Hey Heather, it's me again.
Ahhh, nothing like being around virtual assistant-enabled devices to rile up your concerns about who’s listening. Personally, I don’t own any smart speakers so I never really thought about how they worked until recently being surrounded by a few. My conjecture as to how they worked was that the listening is contained locally because it would be insane for the devices to stream everything 24/7. It probably only sends the information to the cloud after hearing the wake word. Probably.
I have little faith in my conjectures regarding implementation of even the most trivial stuff. I’ve been burnt before. “What? No, no, that small image there? Of course it’s not just resized with CSS. Who in their right mind would upload a huge file and use up all their bandwidth.

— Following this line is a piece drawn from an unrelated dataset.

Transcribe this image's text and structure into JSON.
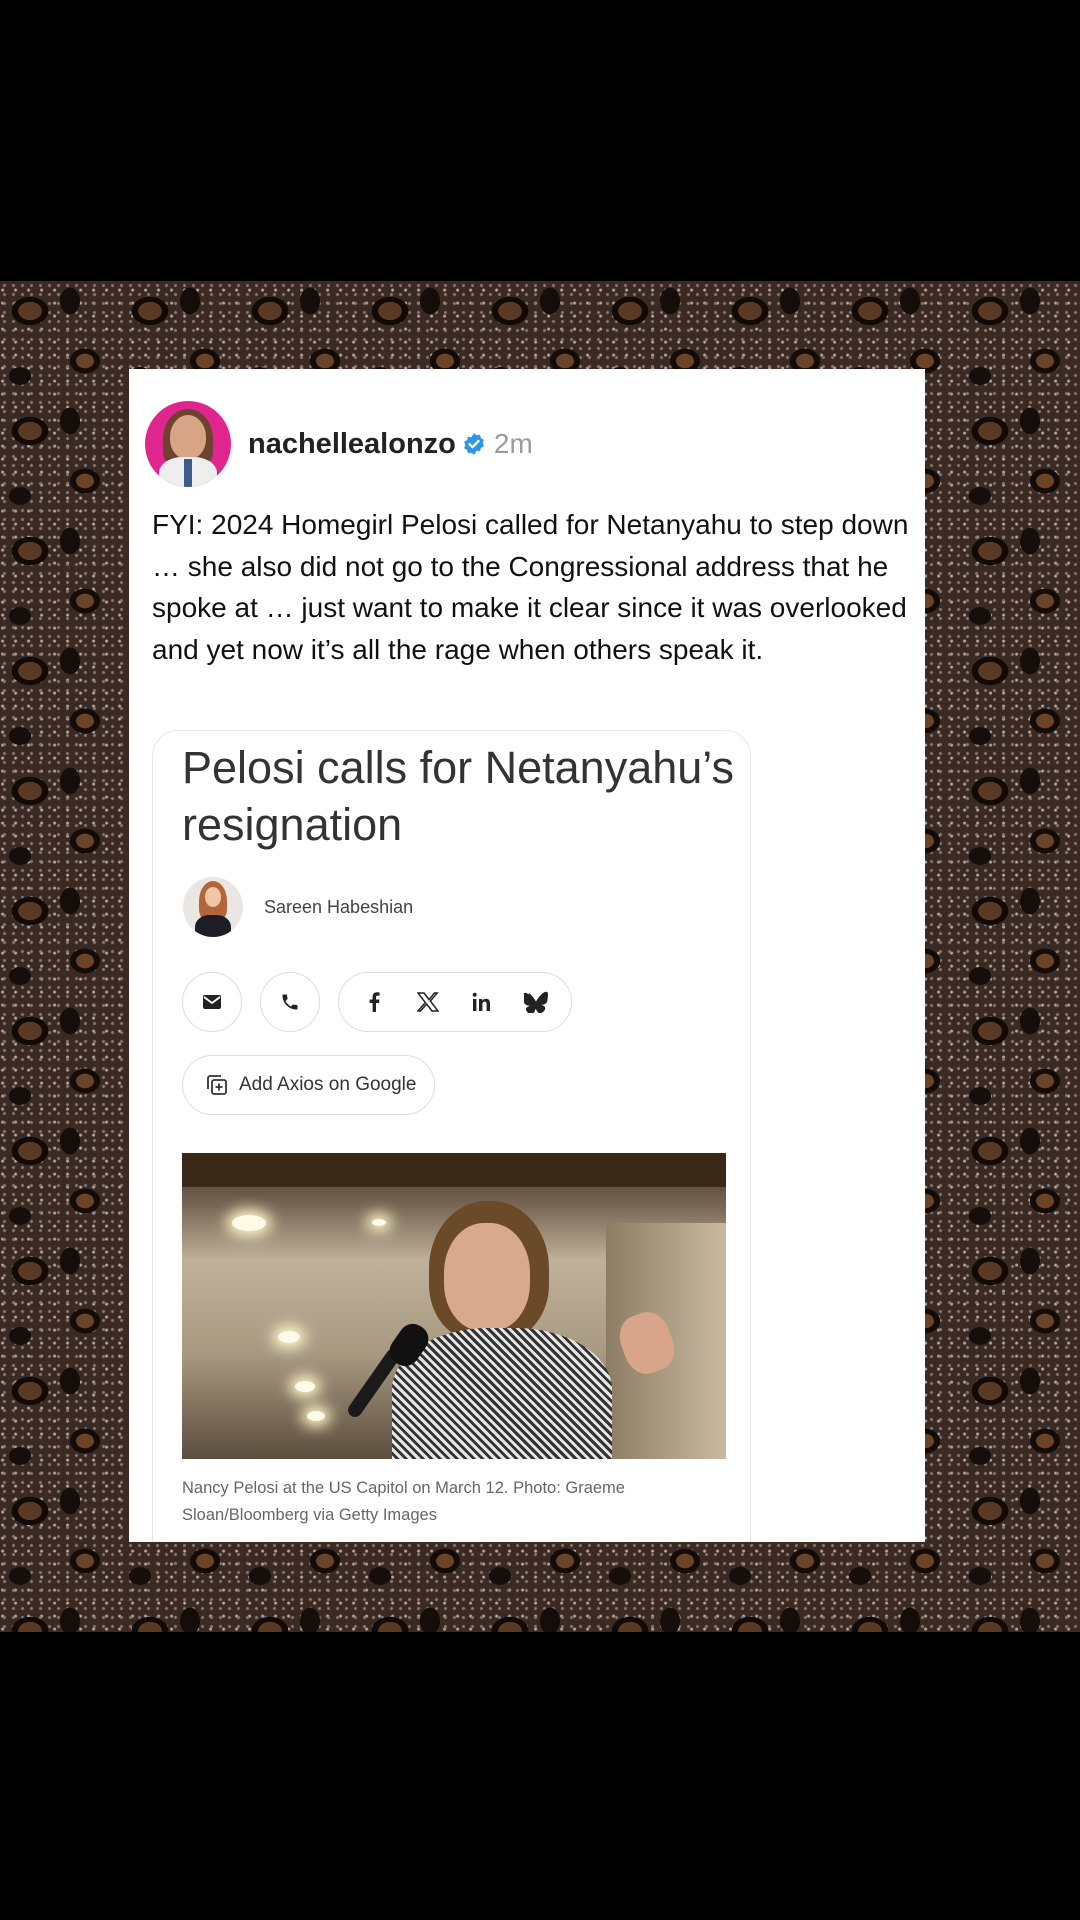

Hahaha ha ha… huh? ohno”.
Anyway, I hopped on IRC and asked:
does anyone have a link to a good/basic/introductory explanation as to how voice assistance (eg alexa) works?”

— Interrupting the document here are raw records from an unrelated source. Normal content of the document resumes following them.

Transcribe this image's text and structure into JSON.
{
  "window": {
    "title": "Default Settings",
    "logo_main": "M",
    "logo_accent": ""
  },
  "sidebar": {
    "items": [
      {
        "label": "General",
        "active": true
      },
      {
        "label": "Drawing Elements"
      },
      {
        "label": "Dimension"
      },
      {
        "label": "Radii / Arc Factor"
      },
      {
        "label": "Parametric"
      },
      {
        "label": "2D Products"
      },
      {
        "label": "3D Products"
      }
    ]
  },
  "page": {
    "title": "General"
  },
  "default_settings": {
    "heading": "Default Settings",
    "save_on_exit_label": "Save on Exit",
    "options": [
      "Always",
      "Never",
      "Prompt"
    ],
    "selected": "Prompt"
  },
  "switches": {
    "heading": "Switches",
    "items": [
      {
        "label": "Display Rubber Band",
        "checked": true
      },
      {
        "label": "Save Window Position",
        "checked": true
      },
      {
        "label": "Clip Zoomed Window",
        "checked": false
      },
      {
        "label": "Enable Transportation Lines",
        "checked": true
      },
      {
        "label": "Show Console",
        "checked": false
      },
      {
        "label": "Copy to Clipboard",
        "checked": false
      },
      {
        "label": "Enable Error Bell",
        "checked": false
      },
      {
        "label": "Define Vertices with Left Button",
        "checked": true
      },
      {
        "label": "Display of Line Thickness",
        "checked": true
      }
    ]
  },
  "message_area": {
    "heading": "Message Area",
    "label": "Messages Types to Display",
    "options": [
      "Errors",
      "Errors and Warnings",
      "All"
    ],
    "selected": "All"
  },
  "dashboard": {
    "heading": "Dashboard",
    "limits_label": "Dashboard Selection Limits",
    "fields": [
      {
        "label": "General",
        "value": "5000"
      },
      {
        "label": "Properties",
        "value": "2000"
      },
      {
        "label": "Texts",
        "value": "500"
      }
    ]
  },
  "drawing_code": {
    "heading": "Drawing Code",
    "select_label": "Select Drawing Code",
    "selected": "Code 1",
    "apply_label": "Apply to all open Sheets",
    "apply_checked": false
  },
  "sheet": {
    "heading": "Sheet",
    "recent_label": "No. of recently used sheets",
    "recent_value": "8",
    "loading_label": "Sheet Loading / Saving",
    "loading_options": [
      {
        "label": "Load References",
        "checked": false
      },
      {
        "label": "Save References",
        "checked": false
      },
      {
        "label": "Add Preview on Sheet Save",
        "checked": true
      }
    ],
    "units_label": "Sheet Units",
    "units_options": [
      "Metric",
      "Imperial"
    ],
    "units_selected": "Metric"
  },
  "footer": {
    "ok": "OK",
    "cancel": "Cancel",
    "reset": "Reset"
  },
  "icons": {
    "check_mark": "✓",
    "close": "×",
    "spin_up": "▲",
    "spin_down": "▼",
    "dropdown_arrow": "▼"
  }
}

At the time, I didn’t realize that this question was much broader than the specific thing I actually wanted to know. This is how I found myself reading the Furby source code at 1am, trying to understand the assembly written and admiring the code comments. In my defense, it was both (very) interesting and (somewhat) relevant.

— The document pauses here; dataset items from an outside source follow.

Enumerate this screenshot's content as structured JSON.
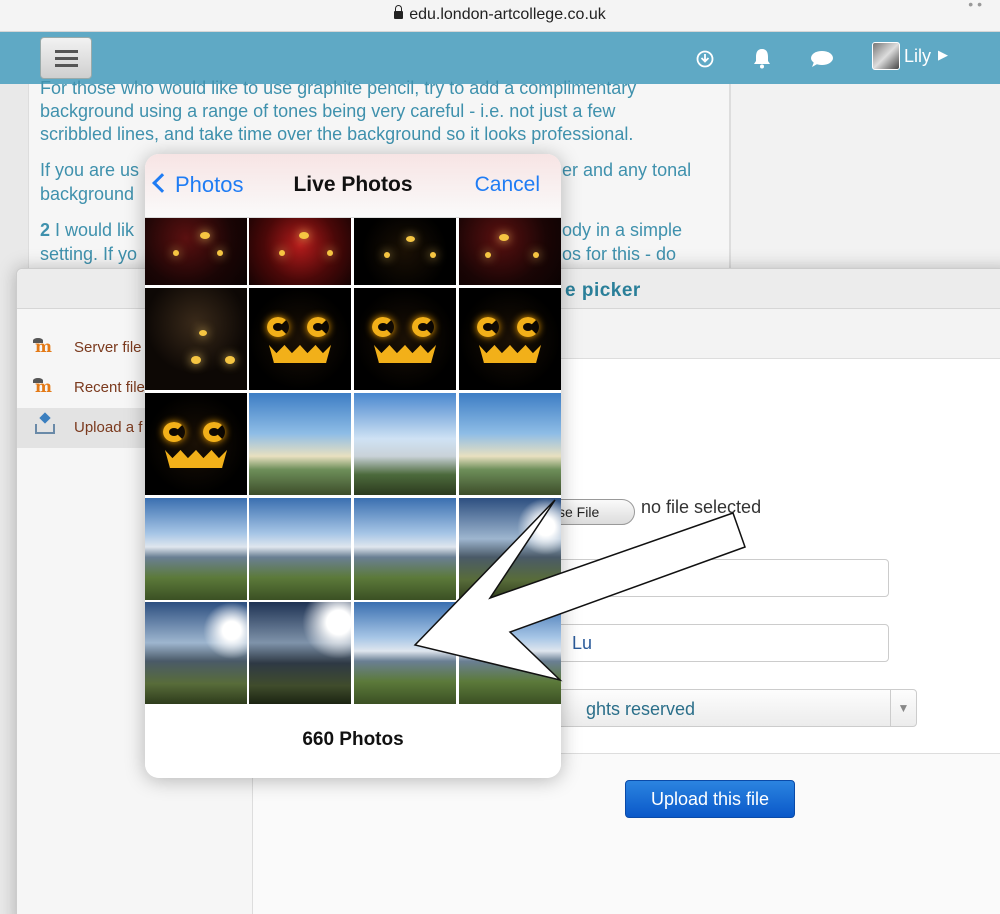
{
  "browser": {
    "url": "edu.london-artcollege.co.uk"
  },
  "navbar": {
    "menu_icon": "hamburger-menu-icon",
    "icons": [
      "download-arrow-icon",
      "bell-icon",
      "chat-bubble-icon"
    ],
    "user_name": "Lily"
  },
  "page": {
    "paragraphs": [
      "For those who would like to use graphite pencil, try to add a complimentary",
      "background using a range of tones being very careful - i.e. not just a few",
      "scribbled lines, and take time over the background so it looks professional.",
      "If you are us",
      "er and any tonal",
      "background",
      "2 I would lik",
      "ody in a simple",
      "setting. If yo",
      "os for this - do"
    ]
  },
  "file_picker": {
    "title": "e picker",
    "repositories": [
      {
        "label": "Server file",
        "icon": "moodle-icon"
      },
      {
        "label": "Recent file",
        "icon": "moodle-icon"
      },
      {
        "label": "Upload a f",
        "icon": "upload-icon"
      }
    ],
    "choose_file_label": "se File",
    "no_file_text": "no file selected",
    "author_value": "Lu",
    "license_value": "ghts reserved",
    "upload_button": "Upload this file"
  },
  "photo_picker": {
    "back_label": "Photos",
    "title": "Live Photos",
    "cancel_label": "Cancel",
    "footer_count": "660 Photos",
    "thumbnails": [
      "halloween-room-dark",
      "halloween-room-red",
      "halloween-room-dark",
      "halloween-room-red",
      "halloween-room-dark",
      "jack-o-lantern",
      "jack-o-lantern",
      "jack-o-lantern",
      "jack-o-lantern",
      "beach-trees",
      "beach-trees",
      "beach-trees",
      "coast-sea",
      "coast-sea",
      "coast-sea",
      "coast-sun",
      "coast-sun",
      "coast-sun",
      "coast-sea",
      "coast-sea"
    ]
  },
  "colors": {
    "navbar": "#5fa9c5",
    "link_text": "#3f91ad",
    "ios_accent": "#1f7cf4",
    "upload_button": "#0a58c9"
  }
}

I eventually snapped out of it and realized that what I wanted to know was: when would the device send the information to the cloud?
I found it unsettling to be aware that the device was always listening. Like all the time. All I wanted was the gist of how it worked, and details on when data was sent. Thankfully, Computerphile had a video on how a system like Alexa (probably) works. Huzzah!
The gist of it
Here’s the broad strokes. Voice-controlled assistant devices capture the audio as a waveform, then run it through Automatic Speech Recognition (ASR). It’ll then check the waveform to pattern match it to the programmed wake words. This is all done locally. If a wake word is detected, then that pattern and what follows is sent to the cloud where the wake word is checked again, and the rest goes through Natural Language Processing (NLP). After that parsing step, there’s likely a bunch of other processes that happen which generate an action and a response. The response is transformed in Text-to-Speech (TTS) and sent back to the device.
C’est pas plus compliqué que ça.
Alright, so we’ve got the gist, but what is happening between the wake word detection and the sending to the cloud? A friend had the brilliant idea to suggest I check if Alexa had an API for developers, and it does!
The interesting bit for me is that there’s a double check on the wake word. As mentioned, the engine on the device does the initial detection of the wake word. Then it’s sent to the cloud which filters it to verify for a false wake. If it is a false wake, the service will send a directive to stop the audio stream. I found this information on the Enable Wake Word Verification page so you can check it out there.
So, am I completely satisfied with this answer? No, of course not. I mean, it does reduce some tension knowing it’s not always paying attention. But what I’d like to do is spy on the devices themselves and see what’s actually being sent. Maybe there’d be a way to check the traffic on the router? I don’t know. Like I said, I don’t have a device to check when it’s talking to the ~cloud~.